Elle s’exécutait de bonne grâce, regrettant vivement dans son for intérieur de n’avoir pas le plaisir de veiller elle-même sur la convalescence de son locataire. Mais, instruite par l’assaut dont sa maison avait été le théâtre, elle admettait sans peine que l’Hermitage, enclos dans un domaine des Orléans, assurait une sécurité que son pavillon était incapable d’offrir.
Le duc de Chartres, qui apparut un matin flanqué du Lieutenant de Police Lenoir, en avait assuré lui-même le jeune homme.

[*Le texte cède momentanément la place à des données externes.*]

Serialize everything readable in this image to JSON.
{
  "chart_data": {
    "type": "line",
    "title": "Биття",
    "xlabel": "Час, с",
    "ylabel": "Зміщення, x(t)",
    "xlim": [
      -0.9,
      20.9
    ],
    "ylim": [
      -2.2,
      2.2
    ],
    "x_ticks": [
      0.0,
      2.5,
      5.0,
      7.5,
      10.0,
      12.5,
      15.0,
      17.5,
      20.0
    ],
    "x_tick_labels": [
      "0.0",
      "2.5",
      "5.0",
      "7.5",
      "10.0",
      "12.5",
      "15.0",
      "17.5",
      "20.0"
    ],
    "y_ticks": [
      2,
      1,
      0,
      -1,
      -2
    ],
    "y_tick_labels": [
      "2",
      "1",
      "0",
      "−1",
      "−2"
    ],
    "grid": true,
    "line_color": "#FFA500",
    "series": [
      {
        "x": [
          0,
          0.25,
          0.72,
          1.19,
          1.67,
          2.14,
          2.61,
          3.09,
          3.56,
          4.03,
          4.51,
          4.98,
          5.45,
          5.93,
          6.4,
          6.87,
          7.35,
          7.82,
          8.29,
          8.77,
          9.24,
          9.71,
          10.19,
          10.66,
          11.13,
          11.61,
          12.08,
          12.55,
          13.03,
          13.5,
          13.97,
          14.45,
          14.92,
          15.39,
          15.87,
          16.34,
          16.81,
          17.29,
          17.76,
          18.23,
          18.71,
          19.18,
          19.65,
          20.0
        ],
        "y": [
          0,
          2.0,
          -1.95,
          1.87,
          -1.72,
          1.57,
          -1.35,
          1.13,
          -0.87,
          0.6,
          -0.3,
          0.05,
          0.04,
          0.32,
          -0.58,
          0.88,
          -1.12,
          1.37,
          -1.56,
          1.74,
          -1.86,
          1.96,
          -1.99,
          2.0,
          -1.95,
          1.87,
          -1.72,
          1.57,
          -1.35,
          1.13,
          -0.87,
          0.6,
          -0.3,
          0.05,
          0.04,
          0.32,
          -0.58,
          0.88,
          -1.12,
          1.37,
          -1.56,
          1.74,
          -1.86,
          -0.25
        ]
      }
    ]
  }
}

— C’est en mon nom que l’on vous a attaqué, chevalier, lui dit-il. Il y va donc de mon honneur que vous ne quittiez cette maison qu’entièrement guéri et seulement quand vous serez en état de reprendre votre service à la Maison du Roi. J’y tiens essentiellement et, si vous le voulez bien, c’est un sujet que nous ne discuterons plus car je ne sais personne d’assez fou pour oser s’en prendre à l’un de mes amis sur mes terres. À présent, veuillez écouter ce que souhaite vous dire Monsieur le Lieutenant de Police.
Lenoir venait, en fait, recueillir la déposition du blessé car, il n’en fit aucun mystère, l’enquête, ordonnée cependant par le Roi en personne que Winkleried avait averti et exigée par Chartres, piétinait lamentablement. Le sieur Beausire avait disparu sans laisser plus de traces qu’un oiseau dans l’air et sa maîtresse, une certaine Nicole Legay, dite Oliva, la femme qui ressemblait à la Reine, s’était elle aussi volatilisée. Il n’était jusqu’à leur maison qui n’eût subi un nettoyage si minutieux qu’il était impossible de soupçonner que le sang y avait coulé en telle abondance.